Senior year also brought out a new, bolder version of myself. I semi-told a guy that I liked him and it did not go well in the end. The life lesson in this is that you can be completely vulnerable with someone and they can still break your heart. No one is obligated to feel the same way that you feel about them. Be vulnerable. Love or like freely, but move on when you’re not being shown the same love. But whatever you do, don’t stop feeling emotions and expressing yourself.

Everything really does happen for a reason… It’s not cliché. It really does work out in the end.

It’s a known fact that I did not end up at my dream school. We’re not gonna talk about what school it was…

Let’s just say that I didn’t BRuin my life.

Although I was devastated, USC has brought many blessings into my life. My professional life has been tremendously boosted because of the connections that I’ve made. The Trojan Network does exist and it’s a benefit to those who know how to use it.

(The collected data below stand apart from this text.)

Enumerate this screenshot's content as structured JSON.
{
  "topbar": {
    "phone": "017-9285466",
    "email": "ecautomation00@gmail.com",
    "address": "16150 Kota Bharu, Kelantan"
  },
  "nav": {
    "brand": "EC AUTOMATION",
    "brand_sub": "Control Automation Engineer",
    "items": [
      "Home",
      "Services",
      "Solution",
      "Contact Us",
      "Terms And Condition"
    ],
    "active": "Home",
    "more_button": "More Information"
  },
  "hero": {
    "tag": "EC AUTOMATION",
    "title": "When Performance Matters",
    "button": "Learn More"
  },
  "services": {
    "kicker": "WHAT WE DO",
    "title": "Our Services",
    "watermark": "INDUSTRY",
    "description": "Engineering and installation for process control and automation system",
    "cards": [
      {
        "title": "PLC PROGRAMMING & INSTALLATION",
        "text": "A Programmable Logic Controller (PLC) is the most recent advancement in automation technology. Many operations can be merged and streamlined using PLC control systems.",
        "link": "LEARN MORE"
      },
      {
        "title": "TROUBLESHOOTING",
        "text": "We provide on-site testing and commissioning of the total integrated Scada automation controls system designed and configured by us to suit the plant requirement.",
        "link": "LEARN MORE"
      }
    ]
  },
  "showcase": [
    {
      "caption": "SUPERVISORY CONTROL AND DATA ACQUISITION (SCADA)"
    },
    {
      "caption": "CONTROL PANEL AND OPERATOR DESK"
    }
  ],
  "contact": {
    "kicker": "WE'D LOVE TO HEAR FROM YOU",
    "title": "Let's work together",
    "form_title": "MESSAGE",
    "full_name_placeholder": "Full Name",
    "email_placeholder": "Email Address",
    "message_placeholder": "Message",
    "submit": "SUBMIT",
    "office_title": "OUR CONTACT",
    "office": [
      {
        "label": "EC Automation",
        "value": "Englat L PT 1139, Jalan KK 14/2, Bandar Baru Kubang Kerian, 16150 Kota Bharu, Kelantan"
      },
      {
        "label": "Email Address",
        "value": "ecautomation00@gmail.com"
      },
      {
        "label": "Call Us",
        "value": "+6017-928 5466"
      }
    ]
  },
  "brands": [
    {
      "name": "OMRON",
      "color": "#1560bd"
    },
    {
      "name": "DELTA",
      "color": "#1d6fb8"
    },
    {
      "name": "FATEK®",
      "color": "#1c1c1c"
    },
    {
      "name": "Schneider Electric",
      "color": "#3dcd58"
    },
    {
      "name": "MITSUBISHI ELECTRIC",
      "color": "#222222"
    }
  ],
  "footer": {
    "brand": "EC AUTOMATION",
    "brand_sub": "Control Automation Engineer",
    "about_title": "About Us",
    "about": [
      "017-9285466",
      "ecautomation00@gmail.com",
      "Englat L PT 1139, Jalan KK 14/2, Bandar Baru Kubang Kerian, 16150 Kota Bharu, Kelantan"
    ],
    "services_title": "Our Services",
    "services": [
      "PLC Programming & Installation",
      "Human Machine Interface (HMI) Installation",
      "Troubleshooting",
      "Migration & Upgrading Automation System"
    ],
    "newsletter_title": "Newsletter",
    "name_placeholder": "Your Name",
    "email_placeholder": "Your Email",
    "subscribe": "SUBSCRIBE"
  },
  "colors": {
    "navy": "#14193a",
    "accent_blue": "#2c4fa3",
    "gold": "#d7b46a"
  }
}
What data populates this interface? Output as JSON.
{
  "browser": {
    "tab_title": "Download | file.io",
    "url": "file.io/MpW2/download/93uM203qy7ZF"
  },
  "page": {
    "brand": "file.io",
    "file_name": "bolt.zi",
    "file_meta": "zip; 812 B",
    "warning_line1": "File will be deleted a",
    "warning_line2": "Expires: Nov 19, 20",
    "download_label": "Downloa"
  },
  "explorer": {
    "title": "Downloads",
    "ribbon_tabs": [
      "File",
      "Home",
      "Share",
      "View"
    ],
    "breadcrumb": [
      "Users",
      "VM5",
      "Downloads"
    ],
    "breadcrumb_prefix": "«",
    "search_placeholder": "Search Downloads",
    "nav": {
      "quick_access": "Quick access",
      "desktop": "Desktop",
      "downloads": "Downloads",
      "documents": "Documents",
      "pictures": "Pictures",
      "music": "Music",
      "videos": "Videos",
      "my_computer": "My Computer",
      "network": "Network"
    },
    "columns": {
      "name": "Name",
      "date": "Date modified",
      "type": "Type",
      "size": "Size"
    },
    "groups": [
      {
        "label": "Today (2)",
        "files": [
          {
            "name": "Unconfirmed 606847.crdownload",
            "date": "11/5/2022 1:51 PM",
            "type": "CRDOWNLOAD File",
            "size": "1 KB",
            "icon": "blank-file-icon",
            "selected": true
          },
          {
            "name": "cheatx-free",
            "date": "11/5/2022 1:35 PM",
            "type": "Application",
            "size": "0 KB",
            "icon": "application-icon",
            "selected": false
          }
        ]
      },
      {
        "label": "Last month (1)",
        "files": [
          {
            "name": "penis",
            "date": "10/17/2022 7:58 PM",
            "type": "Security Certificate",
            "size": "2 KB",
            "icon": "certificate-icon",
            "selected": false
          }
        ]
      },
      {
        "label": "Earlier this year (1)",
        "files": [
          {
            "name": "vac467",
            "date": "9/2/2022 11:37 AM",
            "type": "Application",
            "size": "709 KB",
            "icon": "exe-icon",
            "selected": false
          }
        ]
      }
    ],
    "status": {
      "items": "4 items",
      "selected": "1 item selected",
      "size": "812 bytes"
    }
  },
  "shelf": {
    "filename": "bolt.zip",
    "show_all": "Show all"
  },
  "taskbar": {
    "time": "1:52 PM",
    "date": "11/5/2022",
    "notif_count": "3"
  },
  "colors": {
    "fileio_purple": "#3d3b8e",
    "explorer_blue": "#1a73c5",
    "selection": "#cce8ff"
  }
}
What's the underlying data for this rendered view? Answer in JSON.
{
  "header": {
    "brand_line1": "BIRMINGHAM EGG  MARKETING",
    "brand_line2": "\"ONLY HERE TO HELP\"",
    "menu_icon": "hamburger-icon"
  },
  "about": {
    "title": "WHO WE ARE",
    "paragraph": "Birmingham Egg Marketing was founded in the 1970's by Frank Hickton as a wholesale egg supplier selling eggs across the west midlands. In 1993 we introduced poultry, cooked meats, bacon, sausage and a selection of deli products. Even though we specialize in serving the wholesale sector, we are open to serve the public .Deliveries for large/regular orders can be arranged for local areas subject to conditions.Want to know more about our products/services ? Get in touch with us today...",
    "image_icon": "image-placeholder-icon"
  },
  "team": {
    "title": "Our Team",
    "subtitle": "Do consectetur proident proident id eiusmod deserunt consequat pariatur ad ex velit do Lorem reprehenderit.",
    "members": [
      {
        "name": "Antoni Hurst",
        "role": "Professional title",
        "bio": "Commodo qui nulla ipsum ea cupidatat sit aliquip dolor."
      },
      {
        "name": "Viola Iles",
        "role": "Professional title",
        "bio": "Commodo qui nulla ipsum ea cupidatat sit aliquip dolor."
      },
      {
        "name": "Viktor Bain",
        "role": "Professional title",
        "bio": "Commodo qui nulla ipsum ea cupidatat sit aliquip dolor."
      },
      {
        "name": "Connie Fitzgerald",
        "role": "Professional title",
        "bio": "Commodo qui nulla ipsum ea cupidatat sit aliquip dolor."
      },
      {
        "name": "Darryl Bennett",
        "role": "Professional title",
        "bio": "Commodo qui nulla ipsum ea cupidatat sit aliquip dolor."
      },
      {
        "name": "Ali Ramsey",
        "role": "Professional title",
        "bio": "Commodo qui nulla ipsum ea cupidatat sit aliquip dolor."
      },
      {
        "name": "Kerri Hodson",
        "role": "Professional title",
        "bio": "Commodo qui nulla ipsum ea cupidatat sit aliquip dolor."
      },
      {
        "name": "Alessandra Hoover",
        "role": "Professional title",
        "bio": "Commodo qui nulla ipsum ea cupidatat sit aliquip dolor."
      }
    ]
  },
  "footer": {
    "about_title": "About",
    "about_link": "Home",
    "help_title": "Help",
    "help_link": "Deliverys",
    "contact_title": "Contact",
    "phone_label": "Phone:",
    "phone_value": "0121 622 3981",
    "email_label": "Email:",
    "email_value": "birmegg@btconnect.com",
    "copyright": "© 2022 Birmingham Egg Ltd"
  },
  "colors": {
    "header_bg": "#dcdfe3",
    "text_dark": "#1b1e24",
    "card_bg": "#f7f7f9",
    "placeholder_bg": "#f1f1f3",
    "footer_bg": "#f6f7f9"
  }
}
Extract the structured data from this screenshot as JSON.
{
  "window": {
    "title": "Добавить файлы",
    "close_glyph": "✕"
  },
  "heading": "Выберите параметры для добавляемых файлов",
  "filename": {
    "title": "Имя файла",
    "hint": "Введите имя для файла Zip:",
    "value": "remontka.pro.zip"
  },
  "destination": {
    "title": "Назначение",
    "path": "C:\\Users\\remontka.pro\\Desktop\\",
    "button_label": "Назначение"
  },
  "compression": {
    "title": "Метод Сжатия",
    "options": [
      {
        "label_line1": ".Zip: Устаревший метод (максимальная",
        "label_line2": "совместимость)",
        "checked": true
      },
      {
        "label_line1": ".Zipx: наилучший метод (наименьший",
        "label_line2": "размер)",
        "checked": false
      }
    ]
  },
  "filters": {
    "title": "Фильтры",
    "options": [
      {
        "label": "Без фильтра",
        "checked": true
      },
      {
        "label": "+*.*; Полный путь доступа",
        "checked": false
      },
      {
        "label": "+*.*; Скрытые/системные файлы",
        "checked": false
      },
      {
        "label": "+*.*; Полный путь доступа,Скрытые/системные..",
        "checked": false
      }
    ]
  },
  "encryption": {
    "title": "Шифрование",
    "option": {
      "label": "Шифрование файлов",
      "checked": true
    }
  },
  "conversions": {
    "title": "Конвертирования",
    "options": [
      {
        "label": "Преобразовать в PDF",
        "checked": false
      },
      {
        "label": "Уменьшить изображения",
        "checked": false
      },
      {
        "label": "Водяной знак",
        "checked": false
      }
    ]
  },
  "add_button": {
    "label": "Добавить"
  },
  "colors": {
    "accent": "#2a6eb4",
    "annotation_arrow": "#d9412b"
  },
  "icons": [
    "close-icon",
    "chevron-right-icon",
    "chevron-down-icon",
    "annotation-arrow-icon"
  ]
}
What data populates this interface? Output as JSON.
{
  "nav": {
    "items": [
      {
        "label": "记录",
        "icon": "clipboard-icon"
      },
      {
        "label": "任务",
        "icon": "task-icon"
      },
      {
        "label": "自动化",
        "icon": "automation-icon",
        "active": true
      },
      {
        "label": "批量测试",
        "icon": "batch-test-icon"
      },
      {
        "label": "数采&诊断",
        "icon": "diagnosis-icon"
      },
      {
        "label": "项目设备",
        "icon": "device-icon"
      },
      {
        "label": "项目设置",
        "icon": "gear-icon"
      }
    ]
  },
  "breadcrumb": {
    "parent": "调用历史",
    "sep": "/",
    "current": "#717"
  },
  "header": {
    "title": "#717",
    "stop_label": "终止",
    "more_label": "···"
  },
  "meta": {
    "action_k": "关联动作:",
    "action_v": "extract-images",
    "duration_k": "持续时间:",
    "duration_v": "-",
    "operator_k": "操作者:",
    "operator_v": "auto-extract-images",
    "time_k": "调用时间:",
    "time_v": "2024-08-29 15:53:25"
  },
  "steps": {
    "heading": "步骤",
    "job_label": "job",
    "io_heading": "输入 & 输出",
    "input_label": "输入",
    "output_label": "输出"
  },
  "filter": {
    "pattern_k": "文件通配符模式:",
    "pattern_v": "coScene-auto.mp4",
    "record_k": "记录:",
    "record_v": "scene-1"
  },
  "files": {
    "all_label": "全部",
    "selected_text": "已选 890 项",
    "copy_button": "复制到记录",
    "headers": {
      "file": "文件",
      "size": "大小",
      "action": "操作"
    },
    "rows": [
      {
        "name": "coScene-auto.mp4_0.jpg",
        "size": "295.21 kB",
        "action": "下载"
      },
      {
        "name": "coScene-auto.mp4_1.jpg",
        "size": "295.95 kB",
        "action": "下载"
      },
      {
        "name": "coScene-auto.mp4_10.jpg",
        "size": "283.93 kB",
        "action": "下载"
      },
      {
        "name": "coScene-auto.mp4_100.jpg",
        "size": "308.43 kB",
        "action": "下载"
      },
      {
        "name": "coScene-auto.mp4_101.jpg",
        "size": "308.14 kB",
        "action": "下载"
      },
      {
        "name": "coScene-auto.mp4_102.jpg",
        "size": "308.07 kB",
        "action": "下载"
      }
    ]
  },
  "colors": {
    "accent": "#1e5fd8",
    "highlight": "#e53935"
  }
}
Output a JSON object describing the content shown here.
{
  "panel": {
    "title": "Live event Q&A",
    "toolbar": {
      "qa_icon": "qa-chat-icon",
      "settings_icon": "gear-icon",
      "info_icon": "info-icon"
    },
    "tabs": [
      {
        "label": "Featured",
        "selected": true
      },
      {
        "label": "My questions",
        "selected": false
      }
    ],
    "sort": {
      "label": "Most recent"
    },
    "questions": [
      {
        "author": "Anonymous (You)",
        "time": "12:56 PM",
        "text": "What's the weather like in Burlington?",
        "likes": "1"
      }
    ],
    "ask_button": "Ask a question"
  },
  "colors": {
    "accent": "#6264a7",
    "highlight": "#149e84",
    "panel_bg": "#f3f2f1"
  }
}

Being uncomfortable is a sign of a growth.

Being on the other side of the country while my family lives in Atlanta has been a challenge. I’ve cried. I’ve yearned for a hug from my mom in the process of getting through college. But through this, I grew. I had to learn how to navigate a city that is unfamiliar and situations that I had never been in. I’ve been very independent and resourceful, but this could have not happened without removing myself from my comfortable environment.

I’m very uncomfortable with the place that I’m in right now. I don’t have a job secured at the moment and I don’t know if I’m staying in LA. This uncomfortable feeling is going to give birth to my new life. And I just have to push through.